For now, any U.S. involvement remains only
hypothetical. Houston oilman Antonio Szabo, president of Stone Bond
Technologies, says U.S. companies likely would require greater
transparency, a commitment to the rule of law and market economics in
Cuba before investing significant money there.
Some in the oil industry also have long memories
when it comes to Cuba. At the 1997 World Petroleum Congress in Beijing,
a Cuban official approached Lee Raymond, then Exxon's chief executive,
and asked in a jocular tone when the U.S. oil giant might return to
Cuba. "When you give us back our (expletive) refinery," Raymond growled.
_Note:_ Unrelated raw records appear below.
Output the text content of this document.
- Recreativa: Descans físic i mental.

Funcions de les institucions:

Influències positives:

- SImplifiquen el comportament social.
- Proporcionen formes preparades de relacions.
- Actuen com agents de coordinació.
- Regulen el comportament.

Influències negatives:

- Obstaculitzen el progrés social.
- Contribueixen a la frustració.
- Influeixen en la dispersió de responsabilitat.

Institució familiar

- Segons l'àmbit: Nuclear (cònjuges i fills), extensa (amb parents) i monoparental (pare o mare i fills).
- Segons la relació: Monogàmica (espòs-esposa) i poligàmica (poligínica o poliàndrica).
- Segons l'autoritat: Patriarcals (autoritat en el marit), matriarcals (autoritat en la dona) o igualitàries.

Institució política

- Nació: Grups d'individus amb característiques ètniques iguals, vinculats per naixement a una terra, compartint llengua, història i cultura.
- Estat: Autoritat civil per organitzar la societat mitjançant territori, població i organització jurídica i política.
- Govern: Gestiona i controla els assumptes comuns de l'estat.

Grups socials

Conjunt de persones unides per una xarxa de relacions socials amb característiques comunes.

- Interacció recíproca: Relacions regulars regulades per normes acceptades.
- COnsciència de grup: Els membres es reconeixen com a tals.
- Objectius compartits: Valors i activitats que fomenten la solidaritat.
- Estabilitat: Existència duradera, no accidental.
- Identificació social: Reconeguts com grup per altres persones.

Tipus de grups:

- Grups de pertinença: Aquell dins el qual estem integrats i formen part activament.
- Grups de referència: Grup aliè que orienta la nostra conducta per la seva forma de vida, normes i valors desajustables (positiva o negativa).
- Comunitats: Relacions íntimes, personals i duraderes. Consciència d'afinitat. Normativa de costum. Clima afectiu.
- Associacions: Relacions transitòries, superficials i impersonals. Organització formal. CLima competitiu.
Cuban officials note they already have willing
partners from Canada, Spain, Norway, Brazil, India, Malaysia, Venezuela
and China. Rodriguez made clear that the United States has no veto over
Cuba's oil plans.
"Everyone knows how advanced is American
technology," the Cuban diplomat said. "But we are going to continue
with our programs — with American companies or without American
companies."
That's all I got. If you've read this far then you have more than enough to show your Republican acquaintances how they're once again living in the past, bleating outdated false information and itching to put scarce expensive deep sea oil rigs in a hurricane alley where not so incidentally the chances of finding a motherload of sweet crude aren't very good.
The fact is all that's keeping US oil companies from exploring Cuban offshore oil fields outside our territorial waters is our embargo against Cuba and that it's an unlikely bet that a big find is anywhere near Cuba. Like Esser the director of global oil and
gas resources at Cambridge Energy Research Associates says any good stuff in the Gulf is probably closer to the US and Mexico than Cuba.